Cosi Fan Tutte

Mozart’s comic opera Cosi Fan Tutte was shown at the Majestic last week. It’s translated, “all women are the same” implying they’re all bad – blatant sexism that this new production addressed at the end! It is said to be a true story of two sisters, each deeply in love with their fiancé. They’re each awaiting their wedding day, certain of their beloved’s faithfulness. A cynical old bachelor tells the young men that as soon as their backs are turned, the women will be flirting with other men. So it’s agreed to put it to the test. The men are apparently suddenly called away to serve in the army, but they soon return in disguise to see what will happen. Sure enough, the women are soon flirting – with their disguised fiancés. Eventually however, one of the women goes off with the other’s boyfriend. One of the women and one of the men remain faithful, but each has lost their beloved to the other’s partner. The cynical old man tells them that’s how life is and we have to get on with it. But in the end, when everything is revealed, all is forgiven; true love is restored and all is well. The twist in this production comes in the final scene. The title Cosi Fan Tutte is written in lights to remind us of the lesson of the story, but “Tutte” gradually changes to “Tutti”. It’s not just the women, it’s everyone – the men are just as bad! “All have sinned and fall short” as St Paul put it. So we all need to keep turning back and trying again, if all is to be well.

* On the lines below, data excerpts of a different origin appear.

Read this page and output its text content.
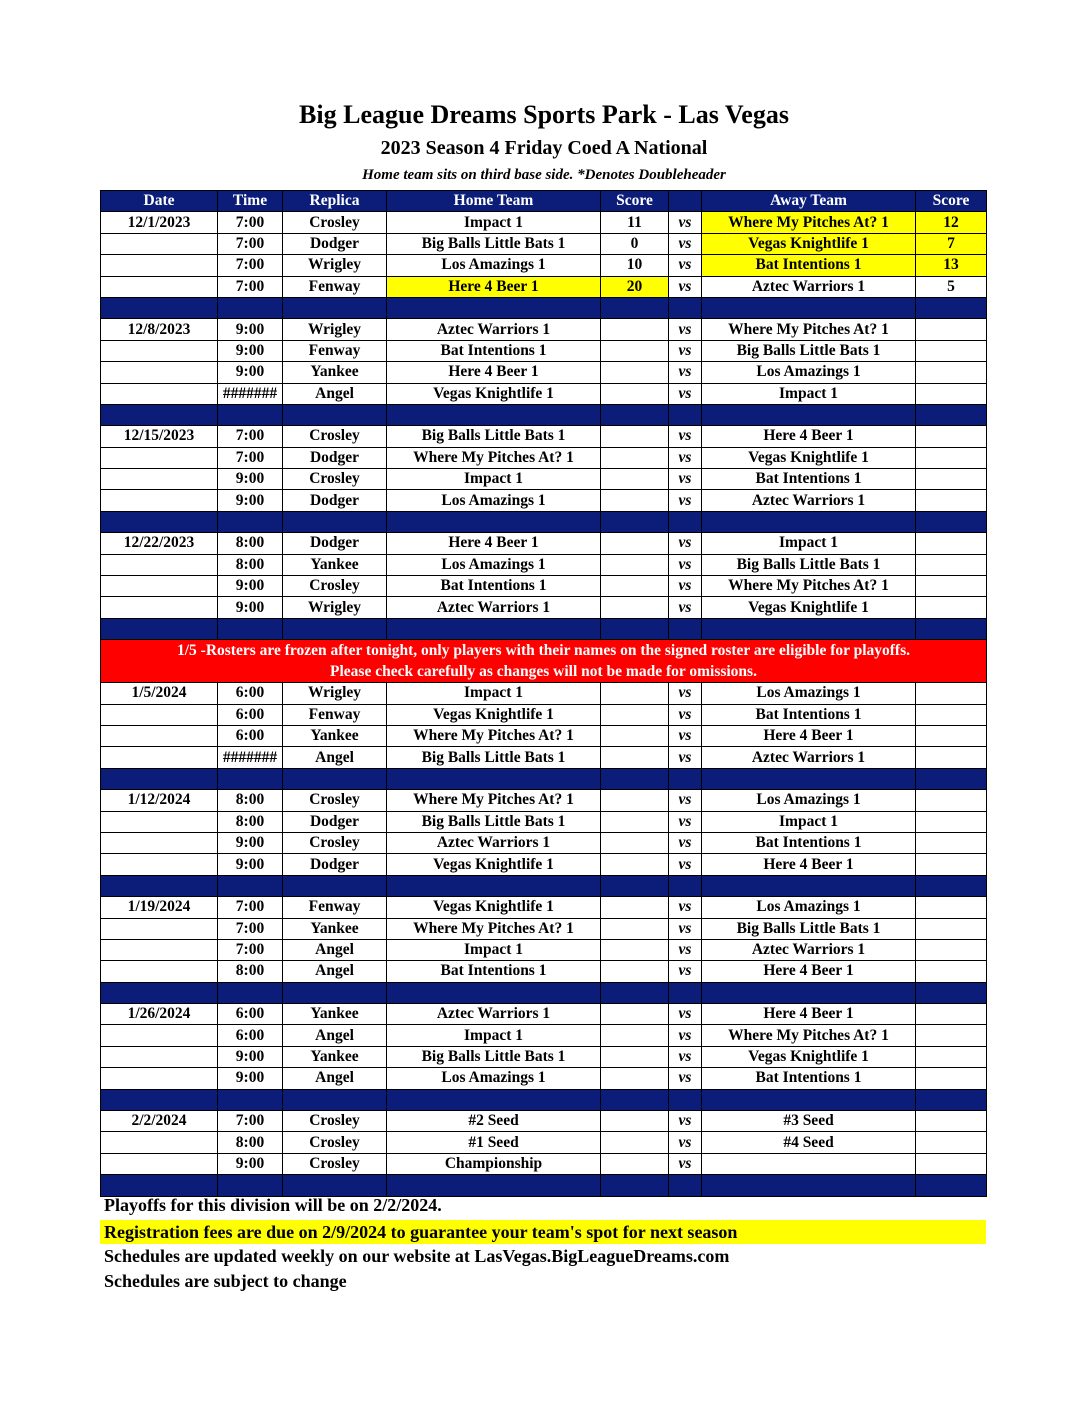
Big League Dreams Sports Park - Las Vegas
2023 Season 4 Friday Coed A National
Home team sits on third base side. *Denotes Doubleheader
Date	Time	Replica	Home Team	Score		Away Team	Score
12/1/2023	7:00	Crosley	Impact 1	11	vs	Where My Pitches At? 1	12
	7:00	Dodger	Big Balls Little Bats 1	0	vs	Vegas Knightlife 1	7
	7:00	Wrigley	Los Amazings 1	10	vs	Bat Intentions 1	13
	7:00	Fenway	Here 4 Beer 1	20	vs	Aztec Warriors 1	5

12/8/2023	9:00	Wrigley	Aztec Warriors 1		vs	Where My Pitches At? 1	
	9:00	Fenway	Bat Intentions 1		vs	Big Balls Little Bats 1	
	9:00	Yankee	Here 4 Beer 1		vs	Los Amazings 1	
	#######	Angel	Vegas Knightlife 1		vs	Impact 1	

12/15/2023	7:00	Crosley	Big Balls Little Bats 1		vs	Here 4 Beer 1	
	7:00	Dodger	Where My Pitches At? 1		vs	Vegas Knightlife 1	
	9:00	Crosley	Impact 1		vs	Bat Intentions 1	
	9:00	Dodger	Los Amazings 1		vs	Aztec Warriors 1	

12/22/2023	8:00	Dodger	Here 4 Beer 1		vs	Impact 1	
	8:00	Yankee	Los Amazings 1		vs	Big Balls Little Bats 1	
	9:00	Crosley	Bat Intentions 1		vs	Where My Pitches At? 1	
	9:00	Wrigley	Aztec Warriors 1		vs	Vegas Knightlife 1	

1/5 -Rosters are frozen after tonight, only players with their names on the signed roster are eligible for playoffs.
Please check carefully as changes will not be made for omissions.							

1/5/2024	6:00	Wrigley	Impact 1		vs	Los Amazings 1	
	6:00	Fenway	Vegas Knightlife 1		vs	Bat Intentions 1	
	6:00	Yankee	Where My Pitches At? 1		vs	Here 4 Beer 1	
	#######	Angel	Big Balls Little Bats 1		vs	Aztec Warriors 1	

1/12/2024	8:00	Crosley	Where My Pitches At? 1		vs	Los Amazings 1	
	8:00	Dodger	Big Balls Little Bats 1		vs	Impact 1	
	9:00	Crosley	Aztec Warriors 1		vs	Bat Intentions 1	
	9:00	Dodger	Vegas Knightlife 1		vs	Here 4 Beer 1	

1/19/2024	7:00	Fenway	Vegas Knightlife 1		vs	Los Amazings 1	
	7:00	Yankee	Where My Pitches At? 1		vs	Big Balls Little Bats 1	
	7:00	Angel	Impact 1		vs	Aztec Warriors 1	
	8:00	Angel	Bat Intentions 1		vs	Here 4 Beer 1	

1/26/2024	6:00	Yankee	Aztec Warriors 1		vs	Here 4 Beer 1	
	6:00	Angel	Impact 1		vs	Where My Pitches At? 1	
	9:00	Yankee	Big Balls Little Bats 1		vs	Vegas Knightlife 1	
	9:00	Angel	Los Amazings 1		vs	Bat Intentions 1	

2/2/2024	7:00	Crosley	#2 Seed		vs	#3 Seed	
	8:00	Crosley	#1 Seed		vs	#4 Seed	
	9:00	Crosley	Championship		vs		

Playoffs for this division will be on 2/2/2024.
Registration fees are due on 2/9/2024 to guarantee your team's spot for next season
Schedules are updated weekly on our website at LasVegas.BigLeagueDreams.com
Schedules are subject to change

“Love is not love which alters when it alteration finds,” wrote Shakespeare (Sonnet 116). The true example of faithful love is God’s love for human beings shown by Jesus. “Love alters not with his brief hours and weeks, but bears it out even to the edge of doom” continued Shakespeare. That is the love revealed in Jesus who was crucified because that’s where his love for us led him. He was betrayed by his friends, but even death could not exterminate his love. God’s love is faithful and never alters. That’s the example we need to follow if all is to be well. That’s the love that we can rely on even though we all fall short and whether or not we love in return.